In un bilancio complessivo, chi ha più da perdere sembrerebbe Davide Casaleggio, che è sì socio fondatore dell’associazione Movimento 5 Stelle del 2017 ma non ha alcun titolo per reclamare la titolarità del brand o dei profili. Eppure, proprio lui e l’associazione Rousseau continuano ad avere in mano il potere di mandare in tilt, almeno temporaneamente, l’intera macchina decisionale dei Cinque stelle.
Un congresso senza Casaleggio
Lo scontro con Casaleggio rischia di complicare il progetto di congresso del Movimento 5 stelle, i famosi “stati generali” che serviranno a scegliere una nuova guida del partito e a dargli una nuova forma organizzativa. Se Casaleggio togliesse ai leader del Movimento l’accesso alla piattaforma, organizzare il congresso diventerebbe pressoché impossibile, almeno nel breve termine.
Il Movimento si troverebbe senza lo strumento necessario ad effettuare le votazioni online e del luogo virtuale dove si organizzano i suoi gruppi territoriali. Nella peggiore delle ipotesi perderebbe l’accesso agli elenchi e agli indirizzi dei suoi stessi iscritti.

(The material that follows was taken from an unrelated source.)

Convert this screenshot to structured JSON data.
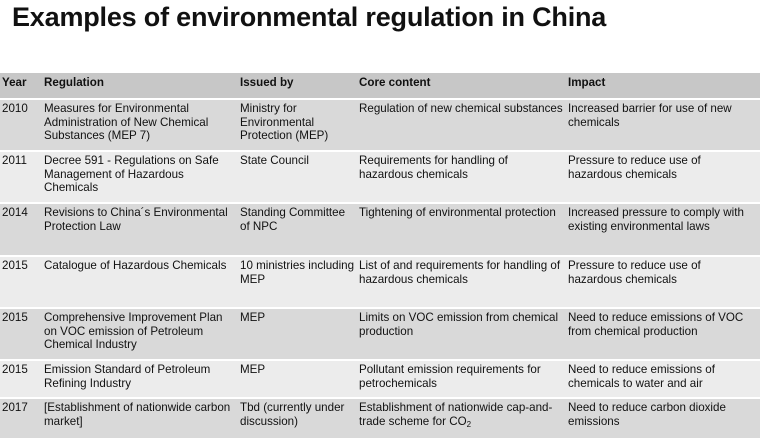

Nessuno al momento sa cosa accadrebbe se lo scontro arrivasse a questo punto. Probabilmente, il Movimento sarebbe costretto a ricorrere ad altri metodi per portare avanti il suo congresso. Dovrebbe convocare fisicamente i suoi circoli territoriali, scegliere delegati ed inviarli ad un vero e proprio congresso, insomma, come quelli realizzati dai partiti tradizionali, in Italia e all’estero.
Per quanto al momento quest’ultima appaia una possibilità remota, alcuni all’interno del Movimento la auspicano e la considerano un’opportunità. Il gruppo del Movimento “Parole guerriere” ad esempio, formato da circa 30 membri raccolti intorno alla deputata Dalila Nesci, chiede da tempo non solo la separazione totale del Movimento dall’Associazione Rousseau, ma anche l’organizzazione di un vero congresso che parta dai territori, si organizzi in mozioni e si concluda con un voto da parte di persone in carne ed ossa in un’assemblea fisica.

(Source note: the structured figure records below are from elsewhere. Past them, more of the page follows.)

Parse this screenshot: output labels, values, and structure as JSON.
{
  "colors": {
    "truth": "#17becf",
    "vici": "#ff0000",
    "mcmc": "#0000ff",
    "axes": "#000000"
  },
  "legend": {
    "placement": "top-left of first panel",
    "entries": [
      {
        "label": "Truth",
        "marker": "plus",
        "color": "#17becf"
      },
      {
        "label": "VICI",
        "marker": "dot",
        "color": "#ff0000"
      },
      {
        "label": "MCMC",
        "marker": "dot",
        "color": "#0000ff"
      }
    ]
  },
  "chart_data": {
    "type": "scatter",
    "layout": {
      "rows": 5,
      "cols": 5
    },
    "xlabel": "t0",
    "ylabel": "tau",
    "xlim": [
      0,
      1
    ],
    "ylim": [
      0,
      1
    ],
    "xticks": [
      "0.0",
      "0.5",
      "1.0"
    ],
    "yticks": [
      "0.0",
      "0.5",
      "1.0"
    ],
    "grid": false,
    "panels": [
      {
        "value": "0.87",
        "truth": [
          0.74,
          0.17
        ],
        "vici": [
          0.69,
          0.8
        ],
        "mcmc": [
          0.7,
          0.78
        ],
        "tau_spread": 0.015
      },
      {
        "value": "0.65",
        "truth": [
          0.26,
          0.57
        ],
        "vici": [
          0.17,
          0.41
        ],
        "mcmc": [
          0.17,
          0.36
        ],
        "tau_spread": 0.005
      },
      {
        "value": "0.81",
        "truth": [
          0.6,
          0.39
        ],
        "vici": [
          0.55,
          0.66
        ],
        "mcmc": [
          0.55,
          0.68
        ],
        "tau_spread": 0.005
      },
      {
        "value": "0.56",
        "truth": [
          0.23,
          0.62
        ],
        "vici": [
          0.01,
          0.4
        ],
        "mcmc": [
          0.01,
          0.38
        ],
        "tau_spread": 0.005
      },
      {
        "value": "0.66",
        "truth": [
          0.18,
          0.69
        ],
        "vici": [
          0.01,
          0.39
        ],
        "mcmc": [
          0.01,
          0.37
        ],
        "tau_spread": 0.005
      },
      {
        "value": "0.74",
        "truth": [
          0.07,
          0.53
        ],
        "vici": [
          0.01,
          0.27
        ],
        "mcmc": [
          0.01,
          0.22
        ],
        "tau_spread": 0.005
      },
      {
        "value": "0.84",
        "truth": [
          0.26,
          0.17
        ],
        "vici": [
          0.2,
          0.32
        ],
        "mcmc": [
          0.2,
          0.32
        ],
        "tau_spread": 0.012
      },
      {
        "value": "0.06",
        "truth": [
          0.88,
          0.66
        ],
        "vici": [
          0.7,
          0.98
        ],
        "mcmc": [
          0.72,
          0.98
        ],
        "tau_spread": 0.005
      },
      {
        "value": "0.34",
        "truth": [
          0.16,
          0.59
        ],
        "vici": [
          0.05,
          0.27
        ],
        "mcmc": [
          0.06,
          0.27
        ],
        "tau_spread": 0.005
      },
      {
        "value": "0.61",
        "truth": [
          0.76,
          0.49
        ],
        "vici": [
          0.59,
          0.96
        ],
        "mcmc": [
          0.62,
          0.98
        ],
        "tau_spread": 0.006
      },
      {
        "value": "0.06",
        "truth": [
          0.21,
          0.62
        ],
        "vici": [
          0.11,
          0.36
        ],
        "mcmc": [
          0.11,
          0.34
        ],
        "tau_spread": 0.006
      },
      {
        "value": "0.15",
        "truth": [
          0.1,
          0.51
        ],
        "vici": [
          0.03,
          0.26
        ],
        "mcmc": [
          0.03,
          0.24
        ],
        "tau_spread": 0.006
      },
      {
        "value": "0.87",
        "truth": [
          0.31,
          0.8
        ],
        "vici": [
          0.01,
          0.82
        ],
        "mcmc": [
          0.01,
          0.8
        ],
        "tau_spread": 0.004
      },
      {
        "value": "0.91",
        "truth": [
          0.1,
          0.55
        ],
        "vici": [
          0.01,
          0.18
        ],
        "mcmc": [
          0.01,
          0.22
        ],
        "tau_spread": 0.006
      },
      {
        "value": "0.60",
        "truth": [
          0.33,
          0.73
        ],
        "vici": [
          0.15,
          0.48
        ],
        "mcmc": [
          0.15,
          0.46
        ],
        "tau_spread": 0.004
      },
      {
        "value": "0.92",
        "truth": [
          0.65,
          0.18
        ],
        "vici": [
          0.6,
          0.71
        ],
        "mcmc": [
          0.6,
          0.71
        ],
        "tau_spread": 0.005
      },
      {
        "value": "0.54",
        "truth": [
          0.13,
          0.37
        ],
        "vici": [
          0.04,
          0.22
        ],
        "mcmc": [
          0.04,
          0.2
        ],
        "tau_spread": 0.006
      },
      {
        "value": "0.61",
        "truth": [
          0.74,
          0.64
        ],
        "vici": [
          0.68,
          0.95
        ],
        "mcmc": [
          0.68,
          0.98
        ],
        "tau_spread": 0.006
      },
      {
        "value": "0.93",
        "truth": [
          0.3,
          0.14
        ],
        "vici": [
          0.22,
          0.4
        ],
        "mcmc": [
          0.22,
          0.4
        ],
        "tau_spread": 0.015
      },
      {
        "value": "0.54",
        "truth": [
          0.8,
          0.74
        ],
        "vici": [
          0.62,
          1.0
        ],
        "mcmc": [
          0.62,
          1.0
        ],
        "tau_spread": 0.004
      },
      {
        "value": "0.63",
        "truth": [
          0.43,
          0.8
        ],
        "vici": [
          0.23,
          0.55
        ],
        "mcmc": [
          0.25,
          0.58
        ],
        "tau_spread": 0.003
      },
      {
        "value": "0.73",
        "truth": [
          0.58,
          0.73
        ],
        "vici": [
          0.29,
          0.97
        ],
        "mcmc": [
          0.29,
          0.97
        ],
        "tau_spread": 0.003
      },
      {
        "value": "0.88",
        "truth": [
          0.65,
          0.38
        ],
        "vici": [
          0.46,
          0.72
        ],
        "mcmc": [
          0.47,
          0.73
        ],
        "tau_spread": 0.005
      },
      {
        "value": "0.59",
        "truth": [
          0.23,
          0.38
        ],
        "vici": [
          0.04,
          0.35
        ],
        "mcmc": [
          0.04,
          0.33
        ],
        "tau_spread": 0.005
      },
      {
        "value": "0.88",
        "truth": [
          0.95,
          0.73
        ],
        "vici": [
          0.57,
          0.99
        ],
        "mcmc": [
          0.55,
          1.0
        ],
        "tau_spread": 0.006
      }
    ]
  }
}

Questa proposta non piace molto ai membri del Movimento che fanno parte del governo. Una settimana fa, dopo essersi riuniti in un agriturismo in periferia di Roma, hanno chiesto un congresso “in tempi rapidi”. Insieme a molti parlamentari impegnati nelle varie commissioni vogliono che la nuova leadership sia scelta in fretta, così da poter condurre senza incertezze e da una posizione di maggior forza relativa le future trattative sui fondi del Recovery Fund e la prossima sessione di bilancio. Sono loro che avrebbero più da perderci da una rottura senza appello con Casaleggio. Per questo in molti, dentro il Movimento, ritengono che nei prossimi giorni ci sarà un incontro tra Casaleggio e i leader del governo per tentare di evitare uno strappo dal quale nessuno, o quasi, avrebbe da guadagnare.